Glass shatters. Metal crunches. The wolves yelp as they tumble with the wreckage. Everything goes black for a moment before the world rights itself, leaving me hanging upside down in my seatbelt, tasting blood and dust.
Through the cracked windshield, I see the wolves sprawled motionless on the road. The dune buggy's headlight sweeps closer, illuminating the wreckage in harsh relief.
* * *
My body screams in agony as I hang upside down, blood rushing to my head. Glass shards bite into my palms as I wrestle with the jammed seatbelt. The buckle finally gives and I crash onto the roof of the overturned car.
Pain shoots through my ribs. Each breath feels like swallowing fire. I drag myself toward the shattered window, jagged edges tearing at my clothes.
The cool night air hits my face as I emerge from the wreckage. My legs shake as I force myself to stand. Run. I have to run.
I make it three steps before a high-pitched voice cuts through the darkness. "And where do you think you're going?"
Something massive barrels into me from behind. White-hot pain explodes across my back as claws tear through flesh and fabric. I scream, stumbling forward before collapsing face-first into the dirt.
I feel warm blood soaking what's left of my dress. Four sets of footsteps approach as the world spins around me. The wolves c***k and reform their bones as they shift back to human form.
"This one's weak," a gruff voice says.
"No wonder they didn't want her." Another laughs.
Rough hands grab my throat, lifting me off the ground. I stare into cold eyes as the one with the squeaky voice sneers. "Well, it makes our job a lot easier."
His grip tightens. Black spots dance across my vision as my lungs burn for air.

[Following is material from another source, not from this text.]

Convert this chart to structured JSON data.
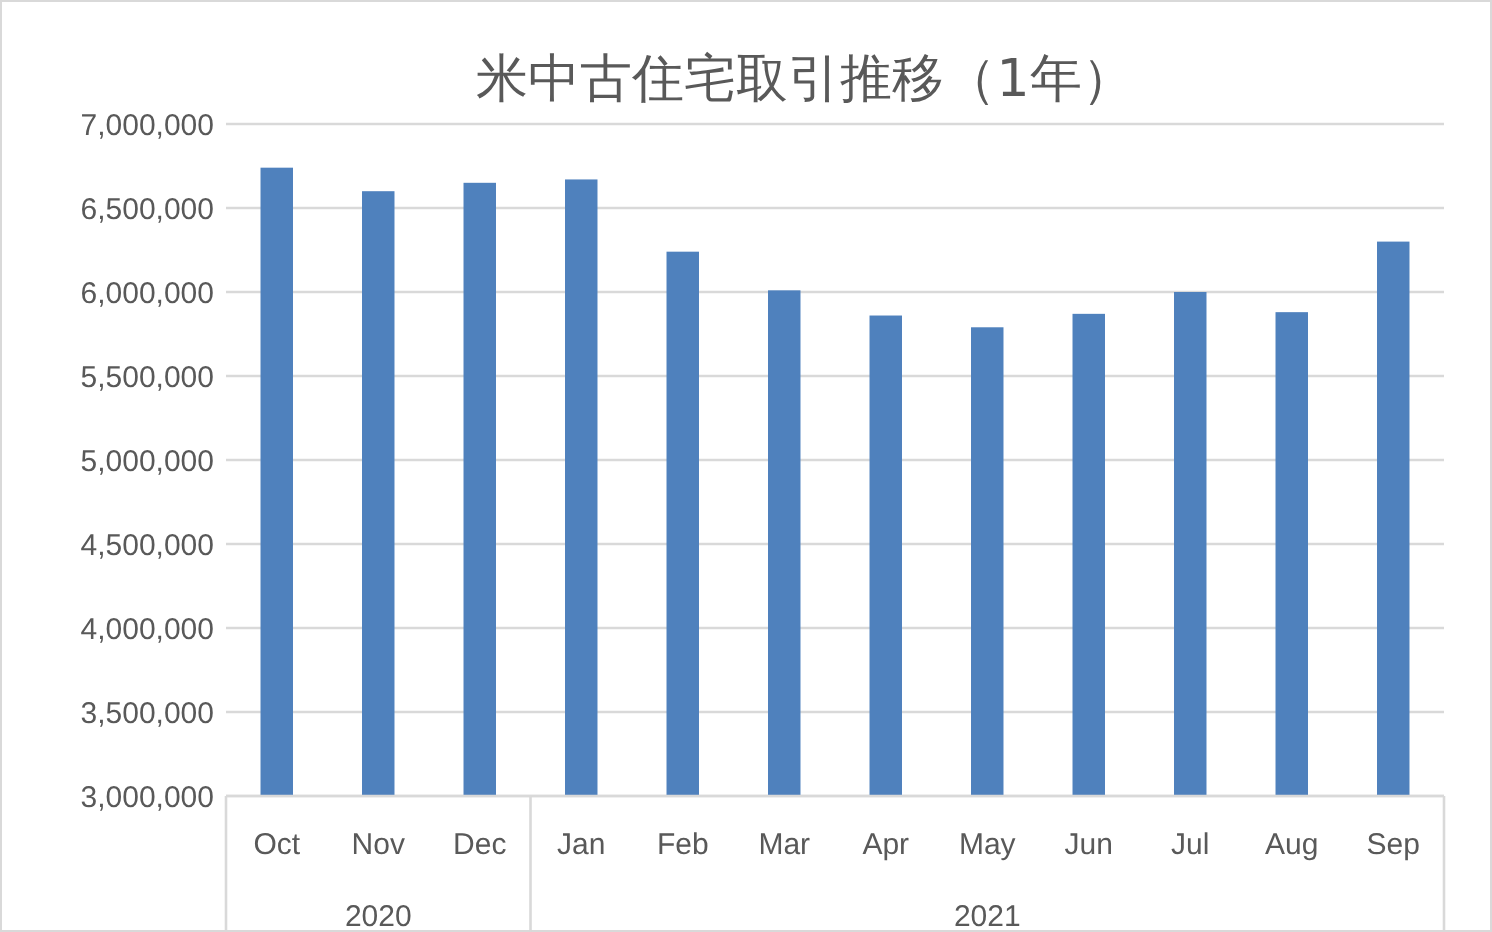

This is it. After everything - the betrayal, the rejection, the banishment - this is how I die. Alone in the badlands at the hands of rogues.
My body goes limp as I accept my fate. Just as consciousness starts to fade, the pressure vanishes. I crumple to the ground, gasping.
Snarls and thuds erupt around me. Through blurry vision, I make out shapes wrestling in the darkness. The metallic scent of blood - mine and others - fills the air.
Why are they fighting each other? My thoughts swim as more growls join the fray. The sounds of combat grow, like there are more wolves now.
A face appears above me, blocking out the stars. I try to focus but my vision won't cooperate. Everything's too dark, too hazy.
"We should leave her here to die," a harsh voice cuts through the chaos. "There is no saving her if she can't heal from that."
"No." This new voice is different - gentle yet powerful. "We'll take her to the healer."
The face above me says something else, but I can't make it out. Darkness claims me as I slip into unconsciousness.